多层软骨组织工程支架的制备

Fabrication of Layered Scaffold for Cartilage Tissue Engineering

软骨组织工程为关节软骨损伤的治疗提供了一种理想的治疗途径,但体外构建的软骨如何在临床应用时采用适当的方法短期内在体内进行良好地固定仍然没有得到很好的解决,阻碍了采用组织工程方法治疗关节软骨疾病的临床应用。本研究通过冷冻干燥的方法制备出一个上层为胶原,下层逐层过渡到以羟基磷灰石为主的复合一体化软骨组织工程支架,利用复合支架下层羟基磷灰石良好的骨传导作用,将支架整体通过底部的快速固定达到对上层软骨进行固定的目的。本研究对该复合支架的制备及其形态结构特点进行了初步研究。结果表明胶原层的孔径孔隙率可以通过冷冻温度及胶原溶液浓度进行控制;羟基磷灰石粒度及其粒度分布明显影响其在胶原支架内部的分布;SEM照片表明用该方法制备出了三层具有不同羟基磷灰石含量的复合胶原羟基磷灰石软骨组织工程支架,支架总高度为6cm,每层高度约为2cm,三层之间不存在界面形成了一个均匀的整体结构。为软骨组织工程提供了一种新型的支架。

Cartilage tissue engineering is a promising therapy for articular cartilage lesions. But the problem how to quickly fix the constructed cartilage tissue in vitro to the natural tissue is still under research. This would influence the wide application of cartilage tissue engineering production in clinical practice. In this study, a layered articular cartilage tissue engineering scaffold was made by the freeze-dry method. The upmost layer is a pure collagen layer and the downmost layer is a collagen/hydroxyapatite （HA） composite layer. Between the two layers are the layers that the HA contents increased.
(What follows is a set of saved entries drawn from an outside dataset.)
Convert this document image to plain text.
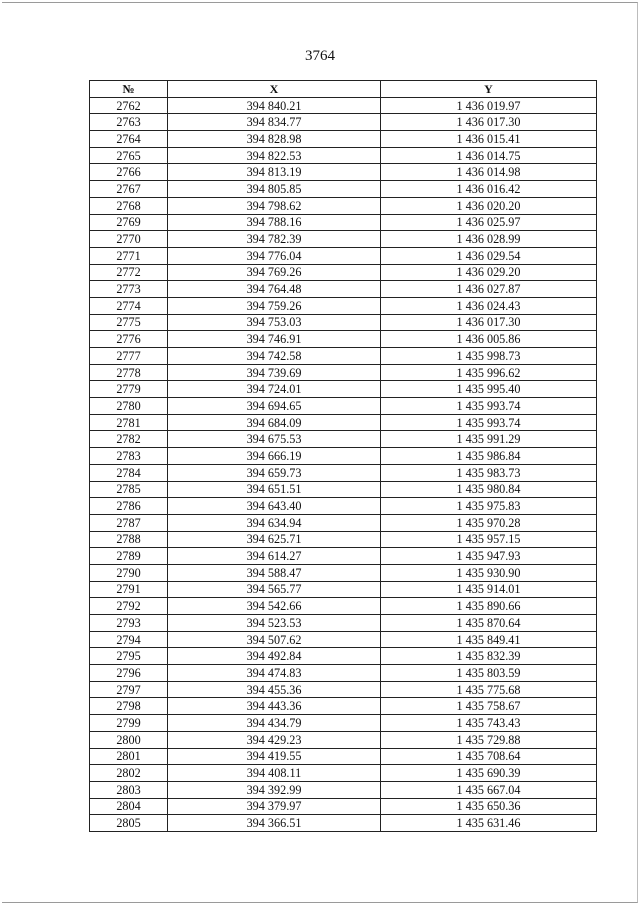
3764
№	X	Y
2762	394 840.21	1 436 019.97
2763	394 834.77	1 436 017.30
2764	394 828.98	1 436 015.41
2765	394 822.53	1 436 014.75
2766	394 813.19	1 436 014.98
2767	394 805.85	1 436 016.42
2768	394 798.62	1 436 020.20
2769	394 788.16	1 436 025.97
2770	394 782.39	1 436 028.99
2771	394 776.04	1 436 029.54
2772	394 769.26	1 436 029.20
2773	394 764.48	1 436 027.87
2774	394 759.26	1 436 024.43
2775	394 753.03	1 436 017.30
2776	394 746.91	1 436 005.86
2777	394 742.58	1 435 998.73
2778	394 739.69	1 435 996.62
2779	394 724.01	1 435 995.40
2780	394 694.65	1 435 993.74
2781	394 684.09	1 435 993.74
2782	394 675.53	1 435 991.29
2783	394 666.19	1 435 986.84
2784	394 659.73	1 435 983.73
2785	394 651.51	1 435 980.84
2786	394 643.40	1 435 975.83
2787	394 634.94	1 435 970.28
2788	394 625.71	1 435 957.15
2789	394 614.27	1 435 947.93
2790	394 588.47	1 435 930.90
2791	394 565.77	1 435 914.01
2792	394 542.66	1 435 890.66
2793	394 523.53	1 435 870.64
2794	394 507.62	1 435 849.41
2795	394 492.84	1 435 832.39
2796	394 474.83	1 435 803.59
2797	394 455.36	1 435 775.68
2798	394 443.36	1 435 758.67
2799	394 434.79	1 435 743.43
2800	394 429.23	1 435 729.88
2801	394 419.55	1 435 708.64
2802	394 408.11	1 435 690.39
2803	394 392.99	1 435 667.04
2804	394 379.97	1 435 650.36
2805	394 366.51	1 435 631.46
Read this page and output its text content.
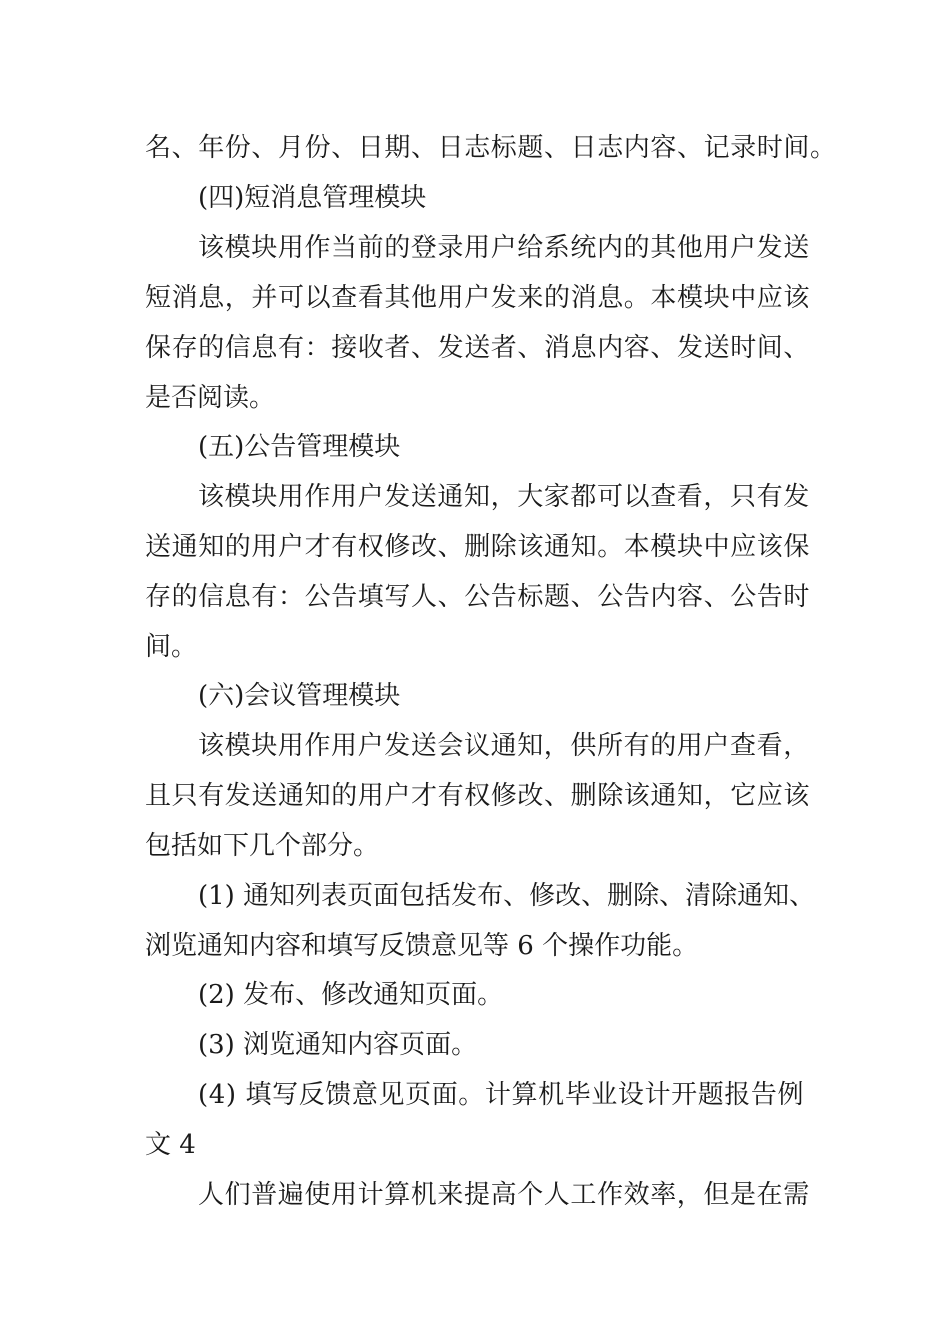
名、年份、月份、日期、日志标题、日志内容、记录时间。
(四)短消息管理模块
该模块用作当前的登录用户给系统内的其他用户发送
短消息，并可以查看其他用户发来的消息。本模块中应该
保存的信息有：接收者、发送者、消息内容、发送时间、
是否阅读。
(五)公告管理模块
该模块用作用户发送通知，大家都可以查看，只有发
送通知的用户才有权修改、删除该通知。本模块中应该保
存的信息有：公告填写人、公告标题、公告内容、公告时
间。
(六)会议管理模块
该模块用作用户发送会议通知，供所有的用户查看，
且只有发送通知的用户才有权修改、删除该通知，它应该
包括如下几个部分。
(1) 通知列表页面包括发布、修改、删除、清除通知、
浏览通知内容和填写反馈意见等 6 个操作功能。
(2) 发布、修改通知页面。
(3) 浏览通知内容页面。
(4) 填写反馈意见页面。计算机毕业设计开题报告例
文 4
人们普遍使用计算机来提高个人工作效率，但是在需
This structure with the HA contents has the osteoconduction capacity, and makes it possible to achieve the fast fixation function of the engineered cartilage through the interaction between the bone and the HA contents in the scaffold once the scaffold implanted into the tissue. The fabrication method and the structure properties of the layered scaffold were discussed in this paper. The results showed that the pore size and porosity of the collagen layer could be controlled by the frozen temperature and the collagen solution concentration. The HA particle size and distribution of it would influence HA＇s distribution in the collagen scaffold. SEM pictures showed that the fabricated layered collagen/HA composite scaffold was a 6cm cylinder with three different HA content containing layers. Each layer had a height about 2cm. The three layers formed a homogeneous unit without any separation between each layer. The layered scaffold could be a promising candidate for the cartilage tissue engineering.